We are both fathers. There is no greater duty we have than to our own children. My son Sacha is eight years old. He loves baseball, going for bike rides, Harry Potter, catching crayfish and playing imaginatively with his friends. One day he will be a man with his own cares, loves and worries. I mean this in no trivial or accusatory way: Have we done what we must do to assure him a beautiful world? What of his children? Their children?

What is our example? What is our legacy?

This past spring, I visited your office with members of Pennsylvania Interfaith Power and Light. We rode our bicycles from State College, Pennsylvania to Washington, D.C to meet with you and the rest of the Pennsylvania congressional delegation.
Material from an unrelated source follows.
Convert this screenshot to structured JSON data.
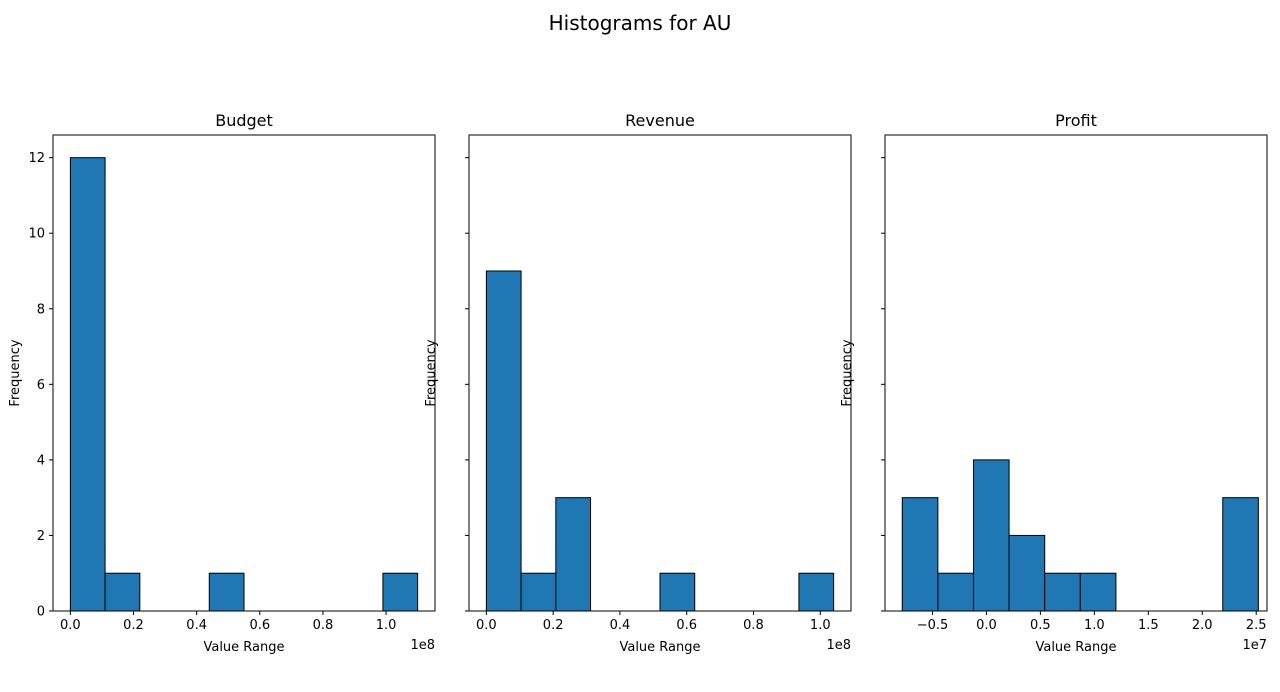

Some of us are in high school, some middle-aged working parents and one of us is a retiree. We speak English, German and Spanish. We are white and black.
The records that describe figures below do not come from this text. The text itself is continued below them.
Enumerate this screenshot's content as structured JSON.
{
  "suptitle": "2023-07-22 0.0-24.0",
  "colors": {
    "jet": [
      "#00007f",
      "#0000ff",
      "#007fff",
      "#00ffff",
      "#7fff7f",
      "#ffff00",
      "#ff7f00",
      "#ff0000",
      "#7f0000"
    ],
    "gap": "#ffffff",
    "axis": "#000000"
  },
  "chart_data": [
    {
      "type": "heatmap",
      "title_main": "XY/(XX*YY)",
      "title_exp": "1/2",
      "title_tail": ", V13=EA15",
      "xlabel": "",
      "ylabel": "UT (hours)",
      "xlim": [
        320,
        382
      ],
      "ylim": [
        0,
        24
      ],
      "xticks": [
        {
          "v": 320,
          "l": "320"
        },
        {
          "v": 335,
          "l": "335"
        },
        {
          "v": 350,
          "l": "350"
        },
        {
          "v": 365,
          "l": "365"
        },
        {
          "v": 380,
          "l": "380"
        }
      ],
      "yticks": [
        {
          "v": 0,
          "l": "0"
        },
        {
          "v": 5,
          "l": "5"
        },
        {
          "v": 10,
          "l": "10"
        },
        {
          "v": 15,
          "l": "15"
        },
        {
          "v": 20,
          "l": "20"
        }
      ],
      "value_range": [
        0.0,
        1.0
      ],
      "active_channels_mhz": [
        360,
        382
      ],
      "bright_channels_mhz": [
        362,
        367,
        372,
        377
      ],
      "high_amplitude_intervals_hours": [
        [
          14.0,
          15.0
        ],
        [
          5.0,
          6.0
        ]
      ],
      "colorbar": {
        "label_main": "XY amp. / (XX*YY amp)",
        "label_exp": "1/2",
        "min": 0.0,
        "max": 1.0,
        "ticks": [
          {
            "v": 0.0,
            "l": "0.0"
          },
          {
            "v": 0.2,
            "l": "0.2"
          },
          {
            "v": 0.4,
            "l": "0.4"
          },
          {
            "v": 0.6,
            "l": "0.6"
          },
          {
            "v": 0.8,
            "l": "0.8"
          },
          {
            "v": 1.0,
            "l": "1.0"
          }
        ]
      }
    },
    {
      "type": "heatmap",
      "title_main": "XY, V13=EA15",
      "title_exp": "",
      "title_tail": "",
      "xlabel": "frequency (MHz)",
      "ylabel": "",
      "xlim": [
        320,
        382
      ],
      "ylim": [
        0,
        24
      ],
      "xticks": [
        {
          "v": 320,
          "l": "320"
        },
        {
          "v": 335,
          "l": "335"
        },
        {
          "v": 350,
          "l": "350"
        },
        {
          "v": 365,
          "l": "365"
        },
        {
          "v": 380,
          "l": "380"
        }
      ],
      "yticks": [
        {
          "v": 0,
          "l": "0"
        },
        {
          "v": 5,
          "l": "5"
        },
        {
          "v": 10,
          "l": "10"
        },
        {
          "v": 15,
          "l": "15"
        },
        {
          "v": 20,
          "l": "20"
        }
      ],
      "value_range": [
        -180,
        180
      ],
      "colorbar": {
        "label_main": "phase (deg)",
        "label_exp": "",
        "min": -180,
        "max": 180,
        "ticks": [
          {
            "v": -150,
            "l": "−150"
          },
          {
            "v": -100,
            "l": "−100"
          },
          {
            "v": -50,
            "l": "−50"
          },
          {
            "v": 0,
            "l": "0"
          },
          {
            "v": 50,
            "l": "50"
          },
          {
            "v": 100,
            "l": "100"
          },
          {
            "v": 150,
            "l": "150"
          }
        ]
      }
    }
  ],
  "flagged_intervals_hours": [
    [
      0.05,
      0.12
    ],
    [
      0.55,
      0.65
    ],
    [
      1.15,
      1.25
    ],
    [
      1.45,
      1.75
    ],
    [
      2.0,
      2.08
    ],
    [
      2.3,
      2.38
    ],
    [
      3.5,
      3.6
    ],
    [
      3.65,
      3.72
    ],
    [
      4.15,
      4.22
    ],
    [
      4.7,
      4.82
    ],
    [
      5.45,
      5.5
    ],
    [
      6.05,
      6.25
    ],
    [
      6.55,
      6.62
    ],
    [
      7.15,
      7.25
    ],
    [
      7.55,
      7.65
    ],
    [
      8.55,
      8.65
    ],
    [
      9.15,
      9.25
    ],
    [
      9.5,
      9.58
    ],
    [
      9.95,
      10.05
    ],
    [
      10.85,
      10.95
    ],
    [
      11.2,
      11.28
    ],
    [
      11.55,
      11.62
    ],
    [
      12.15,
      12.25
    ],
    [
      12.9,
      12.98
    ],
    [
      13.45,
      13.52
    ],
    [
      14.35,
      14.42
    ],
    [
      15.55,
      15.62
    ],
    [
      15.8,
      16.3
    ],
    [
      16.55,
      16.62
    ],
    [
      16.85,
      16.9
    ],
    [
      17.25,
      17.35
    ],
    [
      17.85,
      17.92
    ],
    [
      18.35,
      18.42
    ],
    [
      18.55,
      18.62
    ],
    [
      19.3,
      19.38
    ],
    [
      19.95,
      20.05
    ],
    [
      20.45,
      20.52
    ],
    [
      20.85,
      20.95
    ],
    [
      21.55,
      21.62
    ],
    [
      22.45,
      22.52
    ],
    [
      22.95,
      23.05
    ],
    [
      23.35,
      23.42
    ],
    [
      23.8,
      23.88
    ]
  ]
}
We are people of conscience who are called to respond to climate change with love for our neighbor and care for the creation. You too are so called.
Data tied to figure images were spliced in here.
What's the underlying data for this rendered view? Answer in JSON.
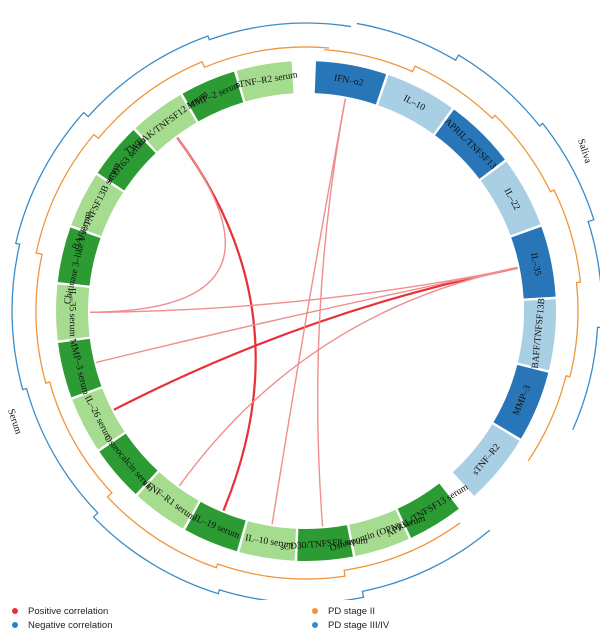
{
  "colors": {
    "saliva_dark": "#2876b8",
    "saliva_light": "#a9cfe5",
    "serum_dark": "#2c9b33",
    "serum_light": "#a6dc8f",
    "positive": "#e8303a",
    "negative": "#2b7fc2",
    "pd_stage_2": "#f0953c",
    "pd_stage_3_4": "#3a8dc9",
    "link_light": "#f08d8d"
  },
  "groups": {
    "saliva": "Saliva",
    "serum": "Serum"
  },
  "segments": {
    "saliva": [
      {
        "label": "IFN–α2",
        "shade": "dark"
      },
      {
        "label": "IL–10",
        "shade": "light"
      },
      {
        "label": "APRIL/TNFSF13",
        "shade": "dark"
      },
      {
        "label": "IL–22",
        "shade": "light"
      },
      {
        "label": "IL–35",
        "shade": "dark"
      },
      {
        "label": "BAFF/TNFSF13B",
        "shade": "light"
      },
      {
        "label": "MMP–3",
        "shade": "dark"
      },
      {
        "label": "sTNF–R2",
        "shade": "light"
      }
    ],
    "serum": [
      {
        "label": "APRIL/TNFSF13 serum",
        "shade": "dark"
      },
      {
        "label": "Osteopontin (OPN) serum",
        "shade": "light"
      },
      {
        "label": "sCD30/TNFSF8 serum",
        "shade": "dark"
      },
      {
        "label": "IL–10 serum",
        "shade": "light"
      },
      {
        "label": "IL–19 serum",
        "shade": "dark"
      },
      {
        "label": "sTNF–R1 serum",
        "shade": "light"
      },
      {
        "label": "Osteocalcin serum",
        "shade": "dark"
      },
      {
        "label": "IL–26 serum",
        "shade": "light"
      },
      {
        "label": "MMP–3 serum",
        "shade": "dark"
      },
      {
        "label": "IL–35 serum",
        "shade": "light"
      },
      {
        "label": "Chitinase 3–like 1 serum",
        "shade": "dark"
      },
      {
        "label": "BAFF/TNFSF13B serum",
        "shade": "light"
      },
      {
        "label": "sCD163 serum",
        "shade": "dark"
      },
      {
        "label": "TWEAK/TNFSF12 serum",
        "shade": "light"
      },
      {
        "label": "MMP–2 serum",
        "shade": "dark"
      },
      {
        "label": "sTNF–R2 serum",
        "shade": "light"
      }
    ]
  },
  "links": [
    {
      "from": "TWEAK/TNFSF12 serum",
      "to": "IL–19 serum",
      "type": "positive",
      "strength": "strong"
    },
    {
      "from": "IL–35",
      "to": "IL–26 serum",
      "type": "positive",
      "strength": "strong"
    },
    {
      "from": "IL–35",
      "to": "IL–35 serum",
      "type": "positive",
      "strength": "light"
    },
    {
      "from": "IFN–α2",
      "to": "IL–10 serum",
      "type": "positive",
      "strength": "light"
    },
    {
      "from": "IFN–α2",
      "to": "sCD30/TNFSF8 serum",
      "type": "positive",
      "strength": "light"
    },
    {
      "from": "IL–35",
      "to": "MMP–3 serum",
      "type": "positive",
      "strength": "light"
    },
    {
      "from": "IL–35",
      "to": "sTNF–R1 serum",
      "type": "positive",
      "strength": "light"
    },
    {
      "from": "TWEAK/TNFSF12 serum",
      "to": "IL–35 serum",
      "type": "positive",
      "strength": "light"
    }
  ],
  "legend": {
    "positive": "Positive correlation",
    "negative": "Negative correlation",
    "pd_stage_2": "PD stage II",
    "pd_stage_3_4": "PD stage III/IV"
  }
}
Please hear this call and support Representative Gibson’s resolution.

To today!

Peter Dawson Buckland
State College, Pennsylvania

Text of the resolution:

Whereas it is a conservative principle to protect, conserve, and be good stewards of our environment, responsibly plan for all market factors, and base our policy decisions in science and quantifiable facts on the ground;

Whereas prudent, fact-based stewardship of our economy and our environment is a critical responsibility for all Americans in order to ensure that we preserve our great Nation for future generations;

Whereas there has been a marked increase in extreme weather events across the United States, including more frequent heat waves, extreme precipitation, wildfires, and water scarcity;

Whereas this has had noticeable, negative impacts that are expected to worsen in every region of the United States and its territories, including, among other significant weather events and environmental disruptions, longer and hotter heat waves, more severe storms, worsening flood and drought cycles, growing invasive species and insect problems, threatened native plant and wildlife populations, rising sea levels, and, when combined with a lack of proper forest management, increased wildfire risk;

Whereas increased pollutants and other factors contribute to local, regional, and national environmental and human health impacts, including increased mercury in the fish we eat, elevated asthma attacks in our children, acid rain, smog, degraded water quality, urban heat islands, and rapid storm water runoff that leads to costly infrastructure projects;

Whereas the 2014 Quadrennial Defense Review states that the effects of a changing climate are ‘‘threat multipliers that will aggravate stressors abroad such as poverty, environmental degradation, political instability, and social tensions’’;

Whereas, if left unaddressed, the consequences of a changing climate have the potential to adversely impact all Americans, hitting vulnerable populations hardest, harming productivity in key economic sectors such as construction, agriculture, and tourism, saddling future generations with costly economic and environmental burdens, and imposing additional costs on State and Federal budgets that will further add to the long-term fiscal challenges that we face as a Nation;

Whereas any efforts to mitigate the risks of, prepare for, or otherwise address our changing climate and its effects should not constrain the United States economy, especially in regards to global competitiveness; and Whereas there is increasing recognition that we can and must take meaningful and responsible action now to address this issue: Now, therefore, be it

Resolved, That the House of Representatives commits to working constructively, using our tradition of American ingenuity, innovation, and exceptionalism, to create and support economically viable, and broadly supported private and public solutions to study and address the causes and effects of measured changes to our global and regional climates, including mitigation efforts and efforts to balance human activities that have been found to have an impact.